Info

The myelodysplastic syndromes (MDS) are a group of biologically and clinically heterogeneous clonal disorders characterised by ineffective haematopoiesis and peripheral cytopenia due to increased apoptosis and by a variable tendency to evolve to acute myeloblastic leukaemia.

Incidence

Predominantly affects elderly but may occur at any age; median age 69; annual incidence 4/100,000 in general population; rising from 0.5/100,000 aged <50 years to 89/100,000 aged >80 years.

Risk factors

• Prior cancer therapy: notably with radiotherapy, alkylating agents (chlorambucil, cyclophosphamide, melphalan; peak 4-10 years after therapy) or epipodophyllotoxins (etoposide, teniposide; peak within 5 years). Note: prolonged alkylator therapy used in rheumatology and other specialties.

• Environmental toxins: notably benzene and other organic solvents; related to intensity and duration of exposure; also smoking, petroleum products, fertilisers, semi-metal, stone dusts and cereal dusts.

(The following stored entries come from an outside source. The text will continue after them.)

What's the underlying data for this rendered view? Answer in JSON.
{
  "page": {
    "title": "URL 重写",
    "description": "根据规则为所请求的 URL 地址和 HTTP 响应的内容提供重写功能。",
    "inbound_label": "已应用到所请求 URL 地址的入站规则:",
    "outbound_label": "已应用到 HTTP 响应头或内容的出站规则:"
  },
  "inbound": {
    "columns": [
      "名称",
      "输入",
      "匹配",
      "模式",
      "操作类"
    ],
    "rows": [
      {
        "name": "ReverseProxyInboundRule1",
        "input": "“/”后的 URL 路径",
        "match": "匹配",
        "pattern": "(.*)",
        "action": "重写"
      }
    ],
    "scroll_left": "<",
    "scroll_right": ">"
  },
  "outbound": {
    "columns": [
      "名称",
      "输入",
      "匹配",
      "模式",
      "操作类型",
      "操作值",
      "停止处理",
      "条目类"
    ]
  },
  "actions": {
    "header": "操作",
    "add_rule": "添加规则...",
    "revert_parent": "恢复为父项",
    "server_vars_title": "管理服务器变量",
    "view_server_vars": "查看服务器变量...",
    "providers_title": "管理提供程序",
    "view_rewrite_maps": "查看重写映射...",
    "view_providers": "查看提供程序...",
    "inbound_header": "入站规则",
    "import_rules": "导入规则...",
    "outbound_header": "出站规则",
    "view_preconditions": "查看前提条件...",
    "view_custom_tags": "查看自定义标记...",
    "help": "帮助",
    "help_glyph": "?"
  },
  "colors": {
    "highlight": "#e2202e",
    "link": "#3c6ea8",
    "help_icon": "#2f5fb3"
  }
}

• Genetic: rare familial syndromes; MDS increased in children with Schwachman-Diamond syndrome, Fanconi anaemia and neurofibro-matosis type 1.

Pathophysiology

• Clonal haematopoietic stem cell disorder characterised by stepwise genetic progression possibly due to a combination of genetic predisposition and environmental exposures.

• Abnormalities in the marrow microenvironment described: e.g. aberrant cytokine production (increased inhibitory pro-apoptotic cytokines including TNF-a, IL-6, TGF-|3, IFN-gand Fas ligand) and altered stem cell adhesion.

• MDS marrow stem cells display lowered apoptotic threshold to TNF-a, IFN-g & anti-Fas antibodies and less response to haemopoietic growth factors.

• Early indolent pro-apoptotic MDS transforms to aggressive proliferative MDS as genetic lesions accumulate (ras, FLT3, FMS and p53 mutations associated with disease progression).

• Symptoms relate not only to the degree of cytopenia but to impaired function of granulocytes and platelets and may occur at near-normal or normal levels.